Information on biocides
Information on biocides
Here you can find information on active substances for which an application for approval for a specific biocidal product-type has been submitted under the Biocidal Products Directive (Directive 98/8/EC) or the Biocidal Products Regulation (Regulation (EU) No 528/2012).
The data includes "existing" active substances included in the Review Programme, "new" active substances as well as Annex I substances that can be used in biocidal products eligible for simplified authorisation.
How to search
You can view the information on biocidal active substances in two ways:
per specific active substance and product-type combination (use the Search tab); and
as a summary of all product-type applications that have been submitted for a given active substance (Summary tab).
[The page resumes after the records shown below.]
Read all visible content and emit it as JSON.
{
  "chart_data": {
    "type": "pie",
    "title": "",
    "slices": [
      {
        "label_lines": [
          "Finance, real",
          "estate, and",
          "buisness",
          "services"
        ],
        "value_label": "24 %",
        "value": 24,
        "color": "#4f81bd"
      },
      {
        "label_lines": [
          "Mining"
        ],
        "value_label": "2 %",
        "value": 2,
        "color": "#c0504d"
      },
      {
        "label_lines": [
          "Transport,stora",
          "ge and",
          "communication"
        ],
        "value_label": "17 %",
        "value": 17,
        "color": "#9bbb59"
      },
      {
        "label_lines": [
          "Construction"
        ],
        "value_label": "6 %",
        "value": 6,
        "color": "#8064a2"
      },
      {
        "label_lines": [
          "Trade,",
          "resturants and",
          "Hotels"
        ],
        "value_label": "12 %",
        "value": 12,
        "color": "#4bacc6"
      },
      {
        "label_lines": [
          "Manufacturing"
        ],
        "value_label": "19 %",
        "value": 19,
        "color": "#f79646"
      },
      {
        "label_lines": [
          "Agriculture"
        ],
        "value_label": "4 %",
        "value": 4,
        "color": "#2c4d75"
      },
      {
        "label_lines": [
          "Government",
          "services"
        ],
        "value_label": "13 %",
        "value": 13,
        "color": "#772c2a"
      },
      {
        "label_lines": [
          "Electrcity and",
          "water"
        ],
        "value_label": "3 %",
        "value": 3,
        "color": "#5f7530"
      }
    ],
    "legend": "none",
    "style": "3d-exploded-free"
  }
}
Using the Search tab, you can search with:
Active substance details: substance identifiers, product-type, candidate for substitution.
Approval data: for example the status of an application for approval, the assessment step in the approval process, validity of the approval granted.
Related authorised biocidal products (trade name of a biocidal product).
How the information is presented
The results table presents information on an active substance, such as approval start and end date, evaluating competent authority and approval or assessment status. The substance name is a link to the substance information page (Infocard) which summarises information on a substance from all regulatory contexts managed by ECHA.
More information on a specific active substance authorisation can be found in the factsheet. The factsheet holds details on the latest approval data, including relevant documents, related authorised biocidal products, and an overview of all the changes on the active substance approval. The active substance factsheet is accessible through the eye icon in the results table.
In the results table, the number of related authorised biocidal products can also be visible. The number represents the count of product clusters (groups of authorisations) containing the given active substance.
The Summary tab lists all product-type applications that have been submitted for a given active substance, approval has been granted or refused. The approval status of an active substance and product-type combination is described with an icon. Hovering your mouse over the icon, you can see the status of an application for approval, the assessment step if the approval process is ongoing, and you can access the active substance factsheet.
You can export the active substance results to the ECHA website standard formats (XLS, CSV and XML).
Due to a technical problem, which is under investigation, substance/product-type combinations previously evaluated by the United Kingdom in the framework of the Review Programme Regulation, are incorrectly displayed as “Cancelled application”.
Last updated 20 April 2019. Database contains 832 active substance-product type and Annex I records for which approval has been sought.